D-B and IPD My Way -- Part 2
A successfully coordinated team effort can drive repeat business.
Last month, I opened a discussion on how I have enjoyed integrated project delivery (IPD) and design-build (D-B) projects over the years and how I have been fortunate to learn from other team members as I shaped my “full team participation” (FTP) process. Continuing on with step 6 of “My Way,” here is how the process works.
Step 6: With the purchased equipment information in hand (weight, dimensions, delivery date, etc.), it was now time for the FTP personnel to begin the detailed demolition plans for phasing in the new equipment and piping installation. With the O&M staff in the communication loop, removal of equipment and pipe and the proposed new piping installation give the O&M staff the opportunity to correct any previous installation deficiencies (e.g., head-room pipe obstructions, drain piping (tripping hazard) across the floor to a floor drain). O&M manuals would be delivered to the facility in advance of the equipment arrival so that maintenance data can be populated into the CMMS system and system training could start.

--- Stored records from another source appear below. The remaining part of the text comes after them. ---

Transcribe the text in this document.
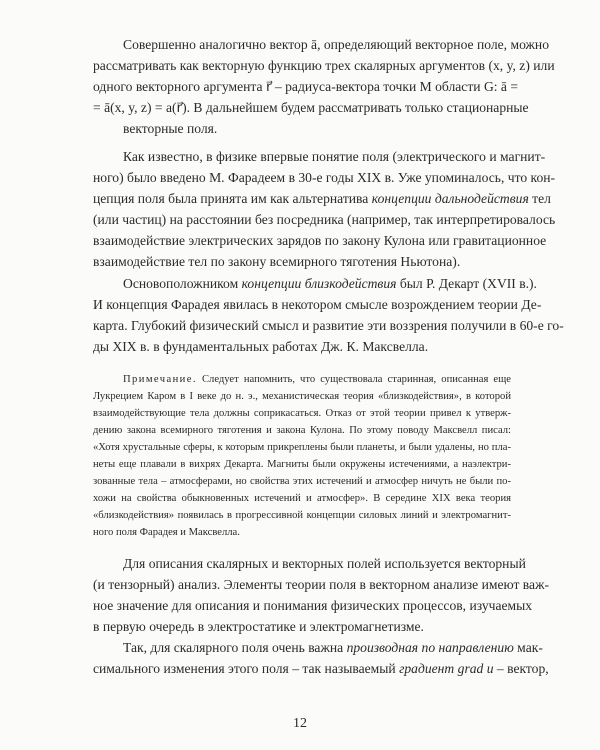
Совершенно аналогично вектор ā, определяющий векторное поле, можно
рассматривать как векторную функцию трех скалярных аргументов (x, y, z) или
одного векторного аргумента r⃗ – радиуса-вектора точки M области G: ā =
= ā(x, y, z) = a(r⃗). В дальнейшем будем рассматривать только стационарные
векторные поля.
Как известно, в физике впервые понятие поля (электрического и магнит-
ного) было введено М. Фарадеем в 30-е годы XIX в. Уже упоминалось, что кон-
цепция поля была принята им как альтернатива концепции дальнодействия тел
(или частиц) на расстоянии без посредника (например, так интерпретировалось
взаимодействие электрических зарядов по закону Кулона или гравитационное
взаимодействие тел по закону всемирного тяготения Ньютона).
Основоположником концепции близкодействия был Р. Декарт (XVII в.).
И концепция Фарадея явилась в некотором смысле возрождением теории Де-
карта. Глубокий физический смысл и развитие эти воззрения получили в 60-е го-
ды XIX в. в фундаментальных работах Дж. К. Максвелла.
Примечание. Следует напомнить, что существовала старинная, описанная еще
Лукрецием Каром в I веке до н. э., механистическая теория «близкодействия», в которой
взаимодействующие тела должны соприкасаться. Отказ от этой теории привел к утверж-
дению закона всемирного тяготения и закона Кулона. По этому поводу Максвелл писал:
«Хотя хрустальные сферы, к которым прикреплены были планеты, и были удалены, но пла-
неты еще плавали в вихрях Декарта. Магниты были окружены истечениями, а наэлектри-
зованные тела – атмосферами, но свойства этих истечений и атмосфер ничуть не были по-
хожи на свойства обыкновенных истечений и атмосфер». В середине XIX века теория
«близкодействия» появилась в прогрессивной концепции силовых линий и электромагнит-
ного поля Фарадея и Максвелла.
Для описания скалярных и векторных полей используется векторный
(и тензорный) анализ. Элементы теории поля в векторном анализе имеют важ-
ное значение для описания и понимания физических процессов, изучаемых
в первую очередь в электростатике и электромагнетизме.
Так, для скалярного поля очень важна производная по направлению мак-
симального изменения этого поля – так называемый градиент grad u – вектор,
12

Step 7: Fabrication drawings — developed from the IPD concept book system flow diagrams (step 3), equipment purchases (step 5), and demolition drawings (step 6) — would now be the final design drawings and would take into account serviceability. When completed, these drawings would eventually become the as-built drawings. In sync with these piping drawings, the other trade contractors and the design engineers would collectively produce the remaining fabrication/as-built documents.
Step 8: The O&M personnel would be an integral part of the drawing development and central chiller plant automation as part of their ongoing training.
Step 9: With the equipment arriving and installed, the startup and water balancing would be completed. The balancing would be based on the chilled water management staging of chillers in sync with sequence of operation. Using the system flow diagram, each diagram showing design flow and actual pressure readings, these drawings would be printed and laminated and posted in a convenient location for quick and easy reference. Diagram would also include emergency shutdown(s).
Step 10: O&Ms in hand, the CMMS system would continue to be populated with operating procedures, sequences of operation with associated system flow diagrams, flows and pressure readings, planned maintenance workorders, parts inventory, and special tools and fluids.
At the end of the project, the following deliverables are seamlessly delivered:
Individual sequences of operation, along with associated system flow diagrams
A populated maintenance management database and associated workorders
Comprehensive energy and central plant monitoring and data collection
Energy retrofit project completed on time
Infrastructure project completed in budget
For the naysayers, this process may sound like utopia, but teamwork always outperforms individual efforts. In addition, the cost of the job is always an open book where the owner received the best price for the team effort and the trade contractors receive a fair profit. More importantly, these types of projects inherently move quicker and more efficiently, and the O&M staff is better prepared to operate the system at continuous efficient performance.
An FTP process is far more successful because the approach is based on consensus. No one on the team can instigate an “I told you so” discussion because the individual would be in the minority. In addition, consensus inherently brings lots of data collection from various individuals with various experiences to draw upon, contributing to the optimum solution.
In all the years of my being involved with projects that had an integrated team of participants, I can’t say there was ever a job that ran over budget or was not completed on time. Again, teamwork simply outperformed any other type of project delivery.
Still, many owners are skeptical of aligning themselves with a select group of individuals. The same can be said for many architects who like to shop around for consultants to optimize their own bottom line. General contractors and construction managers also can be resistant to change and be reluctant to give up their leadership role to share decisionmaking by consensus. Change is difficult for most, and FTP isn’t for everyone, yet I personally have found that sharing has always been a better way for my HVAC designs to meet with the best client satisfaction. And client satisfaction usually equates to repeat business!